St. Mary’s Healthcare launched Suki’s AI tool through the MEDITECH EHR earlier this year. Officials say the technology is ‘life-changing.’
Small health systems and hospitals face the same problems as their larger counterparts, yet they often don’t have the same resources to address them. That’s why an ambient AI tool can be a literal lifeline to sustainability.
At St. Mary’s Healthcare in upstate New York, physicians began using Suki Assistant earlier this year to capture the doctor-patient encounter. The results so far, according to Julie Demaree, executive director of clinical innovation and transformation, have been “life-changing.”
“The big thing I can see is when the doctor says, ‘I can go to the gym after work,’” she says. “I can see that they’re relaxed. They can go in and just focus on the patient. They say, ‘I can just talk to the patient.’”
“We’re accountable to so many stakeholders,” Demaree continues. “We’re trying to document medical decision-making. We’re trying to document to communicate with the patient who’s going to go home and read it in the portal. We’re trying to document with our colleagues. We’re trying to document in case we ever get sued. We’ve just got all this stuff we’re trying to fit into a note. And especially in this rural area, we are their everything. We’re their cardiologist and pulmonologist and their dermatologist. So that visit – it’s complex. We’re covering the gamut. … It is life-changing for them.”
Ambient AI is by far the most popular new tool being embraced by healthcare organizations these days, a statement supported not only by the number of health systems and hospitals using the technology but also the number of vendors coming out with new products. It promises to not only reduce the time spent by clinicians in taking notes and transcribing the relevant data to the medical record, but also improving the accuracy of that interaction and its revenue cycle value by applying the right codes.
Demaree says she demonstrated the AI tool, accessible through the health system’s MEDITECH EHR platform, last fall, at which time she pretended to be an obnoxious parent with a sick child. Roughly 75 physicians were present.
A sometimes overlooked benefit of this tool is that it can be configured to recognize particular words or phrases (and identify the appropriate CPT codes for billing), enabling health systems and hospitals to program the technology for certain departments, like OB/GYN, ENT or the ED, as well as for specialties like oncology. Physicians can also adjust the platform to their specific needs.
“Physicians really have a lot of pride in what they put in their notes and how it looks,” Demaree says. “Everybody has their own style.”
“All they really want is the history and the plan, because that’s what takes them forever to do,” she adds. “Because the EMR has a kind of pre-configured physical [checklist] that they can just load and change what’s abnormal, that’s not really something that they need Suki for. But the story, that patient story, this long, rambling thing, and the plan, where they’ve already told the patient the instructions, but now they have to go back to their office and write, ‘Here was your diagnosis, and here’s what I’m ordering, here’s the plan, here’s what I want you to do. That’s now all captured, and they can just review it and put it in the note.”
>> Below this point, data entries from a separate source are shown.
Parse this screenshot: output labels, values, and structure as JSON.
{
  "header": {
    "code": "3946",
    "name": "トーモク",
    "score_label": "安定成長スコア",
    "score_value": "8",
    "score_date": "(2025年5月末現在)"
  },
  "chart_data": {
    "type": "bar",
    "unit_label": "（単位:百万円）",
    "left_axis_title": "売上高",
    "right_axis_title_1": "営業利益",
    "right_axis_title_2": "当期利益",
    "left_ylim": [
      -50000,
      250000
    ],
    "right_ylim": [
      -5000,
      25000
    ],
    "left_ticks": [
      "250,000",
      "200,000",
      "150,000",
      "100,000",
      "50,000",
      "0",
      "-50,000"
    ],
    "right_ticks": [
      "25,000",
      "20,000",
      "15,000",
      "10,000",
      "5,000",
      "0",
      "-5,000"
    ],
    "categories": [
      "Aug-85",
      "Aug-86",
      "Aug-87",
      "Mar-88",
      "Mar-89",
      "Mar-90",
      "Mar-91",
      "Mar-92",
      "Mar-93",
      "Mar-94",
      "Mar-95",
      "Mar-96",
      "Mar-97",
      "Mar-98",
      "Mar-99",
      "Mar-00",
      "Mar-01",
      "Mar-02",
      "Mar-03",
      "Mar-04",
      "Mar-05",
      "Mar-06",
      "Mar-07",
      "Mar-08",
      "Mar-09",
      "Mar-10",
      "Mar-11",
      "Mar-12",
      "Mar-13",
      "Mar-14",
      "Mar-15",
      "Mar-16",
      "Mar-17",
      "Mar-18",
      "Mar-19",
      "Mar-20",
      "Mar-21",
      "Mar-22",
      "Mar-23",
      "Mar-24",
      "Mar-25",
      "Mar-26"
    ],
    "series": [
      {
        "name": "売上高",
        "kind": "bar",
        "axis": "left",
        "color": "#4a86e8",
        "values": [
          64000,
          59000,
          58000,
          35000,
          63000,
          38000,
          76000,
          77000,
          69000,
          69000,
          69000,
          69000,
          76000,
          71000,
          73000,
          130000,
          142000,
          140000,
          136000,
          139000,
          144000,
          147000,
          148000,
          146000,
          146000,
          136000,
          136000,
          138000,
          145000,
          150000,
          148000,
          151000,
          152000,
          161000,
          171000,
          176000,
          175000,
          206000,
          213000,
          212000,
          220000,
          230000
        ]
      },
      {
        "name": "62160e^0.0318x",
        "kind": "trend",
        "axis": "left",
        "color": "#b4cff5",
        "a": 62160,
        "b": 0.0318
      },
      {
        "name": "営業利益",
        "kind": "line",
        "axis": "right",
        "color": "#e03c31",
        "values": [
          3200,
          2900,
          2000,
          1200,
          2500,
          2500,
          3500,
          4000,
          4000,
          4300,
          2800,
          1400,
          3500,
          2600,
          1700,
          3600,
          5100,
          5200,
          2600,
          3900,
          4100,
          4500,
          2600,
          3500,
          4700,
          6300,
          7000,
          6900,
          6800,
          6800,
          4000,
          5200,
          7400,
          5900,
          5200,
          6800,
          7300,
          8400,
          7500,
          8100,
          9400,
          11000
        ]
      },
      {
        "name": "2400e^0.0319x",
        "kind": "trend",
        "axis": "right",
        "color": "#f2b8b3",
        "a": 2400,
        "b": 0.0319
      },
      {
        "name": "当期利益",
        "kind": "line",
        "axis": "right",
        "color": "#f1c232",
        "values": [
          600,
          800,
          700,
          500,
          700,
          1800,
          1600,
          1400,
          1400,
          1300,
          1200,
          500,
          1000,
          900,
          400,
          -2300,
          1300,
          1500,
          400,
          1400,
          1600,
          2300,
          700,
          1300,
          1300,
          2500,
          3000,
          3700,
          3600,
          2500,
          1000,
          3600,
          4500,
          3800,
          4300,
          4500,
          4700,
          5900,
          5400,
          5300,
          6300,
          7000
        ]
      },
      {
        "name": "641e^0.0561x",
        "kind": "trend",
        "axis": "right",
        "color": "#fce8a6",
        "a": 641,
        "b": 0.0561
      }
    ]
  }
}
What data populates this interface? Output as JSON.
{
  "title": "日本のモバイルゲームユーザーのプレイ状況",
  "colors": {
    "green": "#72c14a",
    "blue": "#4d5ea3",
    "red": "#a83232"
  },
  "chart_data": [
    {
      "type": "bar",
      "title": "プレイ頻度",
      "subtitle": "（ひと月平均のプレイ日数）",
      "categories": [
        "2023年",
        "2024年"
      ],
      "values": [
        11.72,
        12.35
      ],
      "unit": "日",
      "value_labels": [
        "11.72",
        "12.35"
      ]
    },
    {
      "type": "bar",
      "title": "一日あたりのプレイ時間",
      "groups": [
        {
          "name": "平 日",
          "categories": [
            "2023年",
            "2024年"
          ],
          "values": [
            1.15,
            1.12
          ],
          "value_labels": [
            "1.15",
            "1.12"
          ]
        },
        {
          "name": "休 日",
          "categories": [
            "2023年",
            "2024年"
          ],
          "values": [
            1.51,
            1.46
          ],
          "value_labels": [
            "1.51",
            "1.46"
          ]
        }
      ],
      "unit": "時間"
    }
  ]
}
Just as important, she says, the technology captures everything in one instance.
“You’ve already signed your note and now someone tells us you forgot [something], or you have already finished everything and you go to put the diagnosis in and it says that’s not specific enough and now you have [to go back and check your notes].”
And that’s what reduces stress and saves time, reducing the time spent in front of a computer and enabling clinicians to spend more of it in front of the patient.
Demaree says the ROI was almost immediate. Time to document completion dropped by 50%, which reduces the time patients spend waiting for referrals and payers spend waiting for the claim. The percentage of open notes also dropped, while E&M codes and RVUs have gone up—good for the bottom line, though annoying for patients.
That’s also where generative—and, eventually, predictive—AI could make a significant impact. Imagine a tool that not only captures the doctor-patient encounter and applies the correct billing codes, but one that also helps the doctor to diagnose and treat the patient’s medical needs. It would also outline preventive care and wellness options, alternatives to expensive treatments and drugs and links to other resources.
“It can all happen in one big bundle,” says Demaree. “That would be my dream.”
For now, the tool is a critical factor in St. Mary’s efforts to retain and attract physicians.
“I see this as step one in a huge change for us,” she says. “It’s hard for us to recruit physicians to a small town. It’s also really expensive when we lose physicians. So we’re trying to grow our way to profitability, and to do that you need doctors. And this community needs us.”
“I feel like we’ve done nothing but add things to doctors for years, and now we can we we’re giving something back,” Demaree adds. “I really think this is where things are going to get better.”
Eric Wicklund is the associate content manager and senior editor for Innovation at HealthLeaders.
KEY TAKEAWAYS
Ambient AI can help healthcare organizations accurately capture the doctor-patient encounter and improve the coding and billing process.
Smaller health systems say the technology reduces stress for doctors and can be a crucial tool for retaining and attracting clinicians.
In many cases the tool is configurable, enabling health systems to program the technology to meet the needs of different departments and specialties.